Throughout all of these interactions, one theme became clear: my association with the University of Stavanger provided me with a level of access to both industry and academia that I could never hope to achieve on my own. Because of this, I achieved far more during my one-month fellowship than I had anticipated. It also meant that I was often working within relationships that already existed between industry and academia. I want to emphasize the importance of this not only because I have found it to be exceptionally rare, but also because it provides evidence of how arts and humanities programs can articulate their relevancy to a broad public. Both Marianna Dudley and Giulia Champion covered the impressive breadth of research being conducted at the Greenhouse Center for Environmental Humanities so I will only reiterate that the scope and nature of the research being conducted at UiS creates an immense array of possibility both within and outside of the academic community. And I want to emphasize that this array of possibility emerges through relationships. If what I witnessed at UiS is any indication, it seems to me that when humanities scholars engage in sustained and reciprocal relationships with other disciplines, with industry and with the public, they not only create trust, they create new forms of understanding.

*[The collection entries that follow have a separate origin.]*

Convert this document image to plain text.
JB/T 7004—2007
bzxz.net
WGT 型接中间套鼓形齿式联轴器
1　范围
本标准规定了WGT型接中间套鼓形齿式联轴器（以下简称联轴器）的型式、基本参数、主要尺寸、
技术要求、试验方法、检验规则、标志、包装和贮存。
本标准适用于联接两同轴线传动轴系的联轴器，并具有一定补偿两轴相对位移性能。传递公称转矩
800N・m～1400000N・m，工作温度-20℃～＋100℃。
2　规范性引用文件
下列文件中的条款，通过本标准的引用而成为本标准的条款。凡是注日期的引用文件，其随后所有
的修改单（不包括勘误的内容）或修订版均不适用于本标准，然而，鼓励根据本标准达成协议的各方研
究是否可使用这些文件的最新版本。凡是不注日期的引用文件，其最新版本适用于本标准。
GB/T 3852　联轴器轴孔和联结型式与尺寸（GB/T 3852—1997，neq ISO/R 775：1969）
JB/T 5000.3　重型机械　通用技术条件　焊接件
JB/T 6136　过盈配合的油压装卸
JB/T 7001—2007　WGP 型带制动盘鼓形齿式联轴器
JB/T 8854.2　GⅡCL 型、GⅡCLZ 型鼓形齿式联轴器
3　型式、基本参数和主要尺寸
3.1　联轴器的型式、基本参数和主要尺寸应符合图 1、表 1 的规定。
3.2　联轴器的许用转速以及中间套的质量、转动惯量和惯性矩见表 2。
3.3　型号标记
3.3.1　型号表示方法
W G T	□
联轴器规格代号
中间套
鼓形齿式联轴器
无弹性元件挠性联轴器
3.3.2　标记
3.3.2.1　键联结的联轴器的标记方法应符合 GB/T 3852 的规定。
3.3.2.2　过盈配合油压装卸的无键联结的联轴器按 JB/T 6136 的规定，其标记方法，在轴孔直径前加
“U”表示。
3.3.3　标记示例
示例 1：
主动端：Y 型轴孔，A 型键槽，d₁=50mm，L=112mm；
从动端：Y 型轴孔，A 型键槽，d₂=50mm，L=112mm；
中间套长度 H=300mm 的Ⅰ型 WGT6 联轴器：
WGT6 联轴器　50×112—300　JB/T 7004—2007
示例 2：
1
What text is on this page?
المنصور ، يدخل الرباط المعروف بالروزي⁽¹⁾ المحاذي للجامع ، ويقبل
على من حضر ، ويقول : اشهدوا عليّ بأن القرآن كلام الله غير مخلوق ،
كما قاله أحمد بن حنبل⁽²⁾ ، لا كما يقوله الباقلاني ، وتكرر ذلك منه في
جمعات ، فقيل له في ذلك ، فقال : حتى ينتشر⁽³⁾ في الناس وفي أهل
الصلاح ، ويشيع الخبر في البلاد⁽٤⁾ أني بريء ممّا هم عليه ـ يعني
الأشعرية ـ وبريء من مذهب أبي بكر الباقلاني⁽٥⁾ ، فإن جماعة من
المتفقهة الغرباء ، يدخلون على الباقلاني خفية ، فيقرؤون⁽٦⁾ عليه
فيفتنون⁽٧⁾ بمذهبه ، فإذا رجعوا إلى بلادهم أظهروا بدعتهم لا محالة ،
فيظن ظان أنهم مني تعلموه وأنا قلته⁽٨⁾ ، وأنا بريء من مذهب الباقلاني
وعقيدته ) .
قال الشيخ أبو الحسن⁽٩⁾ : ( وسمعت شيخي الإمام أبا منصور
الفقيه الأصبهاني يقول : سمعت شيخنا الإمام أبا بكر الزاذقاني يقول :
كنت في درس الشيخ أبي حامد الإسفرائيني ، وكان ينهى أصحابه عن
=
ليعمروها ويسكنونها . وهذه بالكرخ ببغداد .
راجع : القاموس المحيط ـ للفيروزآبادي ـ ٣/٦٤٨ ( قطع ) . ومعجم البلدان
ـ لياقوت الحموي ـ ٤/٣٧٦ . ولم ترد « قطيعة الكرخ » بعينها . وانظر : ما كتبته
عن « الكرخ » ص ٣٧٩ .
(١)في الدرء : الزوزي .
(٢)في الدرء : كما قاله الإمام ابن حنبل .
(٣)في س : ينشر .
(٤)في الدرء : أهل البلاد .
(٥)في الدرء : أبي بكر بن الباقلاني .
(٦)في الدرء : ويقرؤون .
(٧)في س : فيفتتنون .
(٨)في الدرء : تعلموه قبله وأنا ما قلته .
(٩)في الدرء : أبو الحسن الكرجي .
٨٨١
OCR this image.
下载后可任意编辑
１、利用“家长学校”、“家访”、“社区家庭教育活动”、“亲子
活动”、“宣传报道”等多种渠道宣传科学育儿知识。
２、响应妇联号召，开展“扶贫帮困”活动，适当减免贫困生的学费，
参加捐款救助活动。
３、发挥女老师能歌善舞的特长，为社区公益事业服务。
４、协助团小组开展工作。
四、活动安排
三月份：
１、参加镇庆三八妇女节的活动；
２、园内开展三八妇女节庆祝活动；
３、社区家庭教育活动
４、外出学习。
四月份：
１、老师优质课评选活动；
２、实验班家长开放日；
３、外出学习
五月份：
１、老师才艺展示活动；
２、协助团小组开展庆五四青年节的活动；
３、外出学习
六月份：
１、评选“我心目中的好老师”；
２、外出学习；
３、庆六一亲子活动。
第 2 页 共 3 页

I look forward to returning to UiS in November and beyond not only to continue my research, but also to be reminded of how the arts and humanities can remain relevant—and perhaps even central—to broader political and social discourse in the 21st century.

Hans Baumann is a Swiss-American artist based in Los Angeles. Drawing from his background in human geography and landscape architecture, his research-based practice reflects upon ecological collapse, the dynamics of climate change, and the decolonization of American land. He was a Greenhouse Green Transitions Fellow at University of Stavanger, 15 August – 15 September 2022.